The Defence Minister as Local Bully





Did the Defence Minsiter of India have to sound like a gully bully to make a point about the rightwing version of patriotism?

Unfortunately, his lesser crime is being highlighted and not the one that's truly dangerous.

Let's get done with the lesser one first.

He took a potshot at actor Aamir Khan's comment sometime last year about his wife feeling insecure about living in India anymore. One may or may not agree with such sentiments or their expression, and the canny Khan almost took back all that he had said, but dragging it in reveals a gameplan. And that gameplan is to ensure that those who critique the government are boycotted. Aamir lost his endorsement deal with Snapdeal and Parrikar said, "Some of our people are very smart, I know. There was a team which was working on this."

The Defence Minister is admitting that the BJP has a team that will see to it that your work and livelihood can be snatched from you if you utter a word against the government or the country: “I am only trying to point out…if anyone speaks like this, he has to be taught a lesson of his life.
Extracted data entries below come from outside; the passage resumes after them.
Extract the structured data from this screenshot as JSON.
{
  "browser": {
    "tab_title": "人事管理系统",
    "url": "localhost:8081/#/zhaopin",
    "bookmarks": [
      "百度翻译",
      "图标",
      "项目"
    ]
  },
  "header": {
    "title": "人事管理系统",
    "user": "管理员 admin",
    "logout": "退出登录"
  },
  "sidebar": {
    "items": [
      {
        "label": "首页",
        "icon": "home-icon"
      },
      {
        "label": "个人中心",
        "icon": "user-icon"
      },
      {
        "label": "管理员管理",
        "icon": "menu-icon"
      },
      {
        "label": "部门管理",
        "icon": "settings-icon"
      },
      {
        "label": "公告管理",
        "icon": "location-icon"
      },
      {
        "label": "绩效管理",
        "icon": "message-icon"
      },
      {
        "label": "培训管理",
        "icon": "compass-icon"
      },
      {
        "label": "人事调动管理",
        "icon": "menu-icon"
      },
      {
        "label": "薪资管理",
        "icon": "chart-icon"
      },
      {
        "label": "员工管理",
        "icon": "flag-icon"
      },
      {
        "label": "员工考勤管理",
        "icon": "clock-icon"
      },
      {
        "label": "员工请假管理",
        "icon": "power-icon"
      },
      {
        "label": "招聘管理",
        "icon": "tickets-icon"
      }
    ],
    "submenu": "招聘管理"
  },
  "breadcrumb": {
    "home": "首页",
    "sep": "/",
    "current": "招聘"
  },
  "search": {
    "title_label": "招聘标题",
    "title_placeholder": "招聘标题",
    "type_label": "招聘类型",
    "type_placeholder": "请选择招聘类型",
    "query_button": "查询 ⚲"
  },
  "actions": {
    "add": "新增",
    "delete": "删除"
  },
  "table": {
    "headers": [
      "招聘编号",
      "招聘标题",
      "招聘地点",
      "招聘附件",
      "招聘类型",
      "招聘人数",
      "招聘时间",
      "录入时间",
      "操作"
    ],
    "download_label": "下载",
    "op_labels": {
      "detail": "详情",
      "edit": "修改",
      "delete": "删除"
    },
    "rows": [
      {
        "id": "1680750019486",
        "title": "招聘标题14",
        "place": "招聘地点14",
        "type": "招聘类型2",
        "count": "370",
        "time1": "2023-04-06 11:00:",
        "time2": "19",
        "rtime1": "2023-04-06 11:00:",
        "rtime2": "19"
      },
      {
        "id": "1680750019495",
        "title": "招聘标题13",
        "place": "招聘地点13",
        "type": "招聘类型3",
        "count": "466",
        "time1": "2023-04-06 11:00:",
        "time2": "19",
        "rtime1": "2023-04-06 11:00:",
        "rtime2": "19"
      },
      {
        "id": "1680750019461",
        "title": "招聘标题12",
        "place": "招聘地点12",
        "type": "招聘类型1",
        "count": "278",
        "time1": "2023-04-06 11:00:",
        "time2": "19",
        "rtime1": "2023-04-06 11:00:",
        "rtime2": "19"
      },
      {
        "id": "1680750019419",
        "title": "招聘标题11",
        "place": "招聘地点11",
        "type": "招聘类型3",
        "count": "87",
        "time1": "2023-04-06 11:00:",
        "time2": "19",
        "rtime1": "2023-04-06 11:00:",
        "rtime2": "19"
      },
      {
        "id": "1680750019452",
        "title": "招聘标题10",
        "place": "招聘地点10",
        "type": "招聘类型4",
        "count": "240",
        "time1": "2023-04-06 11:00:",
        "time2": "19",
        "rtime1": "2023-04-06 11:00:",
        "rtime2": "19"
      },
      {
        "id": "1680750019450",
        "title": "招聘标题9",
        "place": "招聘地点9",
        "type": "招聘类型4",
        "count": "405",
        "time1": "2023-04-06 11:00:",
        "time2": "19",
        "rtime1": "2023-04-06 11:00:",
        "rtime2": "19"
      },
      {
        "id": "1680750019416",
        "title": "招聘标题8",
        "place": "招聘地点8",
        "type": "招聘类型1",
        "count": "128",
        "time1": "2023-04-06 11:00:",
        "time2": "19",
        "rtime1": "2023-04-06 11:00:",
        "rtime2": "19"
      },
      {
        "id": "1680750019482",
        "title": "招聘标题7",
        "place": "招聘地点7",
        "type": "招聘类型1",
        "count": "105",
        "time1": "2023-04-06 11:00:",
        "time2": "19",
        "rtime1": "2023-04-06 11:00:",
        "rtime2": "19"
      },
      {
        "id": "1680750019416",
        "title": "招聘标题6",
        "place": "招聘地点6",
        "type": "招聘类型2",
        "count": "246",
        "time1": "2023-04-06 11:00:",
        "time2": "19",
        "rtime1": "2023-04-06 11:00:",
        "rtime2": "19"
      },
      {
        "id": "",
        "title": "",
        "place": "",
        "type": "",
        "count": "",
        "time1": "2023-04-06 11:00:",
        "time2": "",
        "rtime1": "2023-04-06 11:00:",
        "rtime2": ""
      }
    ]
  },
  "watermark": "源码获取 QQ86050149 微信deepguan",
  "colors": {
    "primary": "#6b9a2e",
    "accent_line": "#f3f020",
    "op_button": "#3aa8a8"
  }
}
That was a very arrogant statement, we have to love our nation.”

The BJP has been in power for barely two years now and the party's supporters have shown us just how much they love the nation by stilling voices — verbally or by putting an end to the owner of the voice.

Randeep S. Surjewala, spokesperson of the Congress asked, "Can this be the 'Raj Dharma?" Under no circumstances must this become common lexicon. The Indian republic does not need any such terminology. We have had enough references to epics that, in a sense, confirm the Hindutva Rashtra dream.

What is far more worrying is that Parrikar has justified the use of force and weapons by the armed forces with the taunt, "I do not want to train the Army to use the lathi." Earlier this month, following the killing of Burhan Wani in Kashmir, the police and the army used pellets that grievously injured and blinded civilians. This goes against every norm of civilised society, not to forget human rights abuses.

The army knows how to use the lathi when forcing out confessions. There is nothing innocent and tame about the lathi; the person who holds it wields control. A mob running amok pelting stones in anger is often first shown the lathi that transmogrifies into a gun. Perhaps, it is a gun already.

The minister further stated:

“Where to use the Army is a civilian decision. However, whenever the Army is used, full power has to be there, otherwise do not use the Army."

In sensitive areas, the Army is used as a political tool. That is as far as a civilian decision is concerned. But if you arm the Forces with teeth and the power to use weapons at any time, then it is about militarising a region and not for civilian support.

When called upon in civilian areas, the job of the Army cannot be to shoot at sight but to maintain the peace. It should also have mastered target training and not hit at random people, including children. One major had the audacity to ask on national television, "What was a child doing there?"

Children, women and men are free to roam the areas. Even if some militants occasionally use them as shields, the figures of killings just do not add up.

More importantly, it is time ministers stopped using organisations to promote patriotism politics. The person who is killed on the land he tilled and lived off had a very close association with and love for it. Every individual who lives in the country is a nationalist, especially the one who wants the betterment of the country and questions it.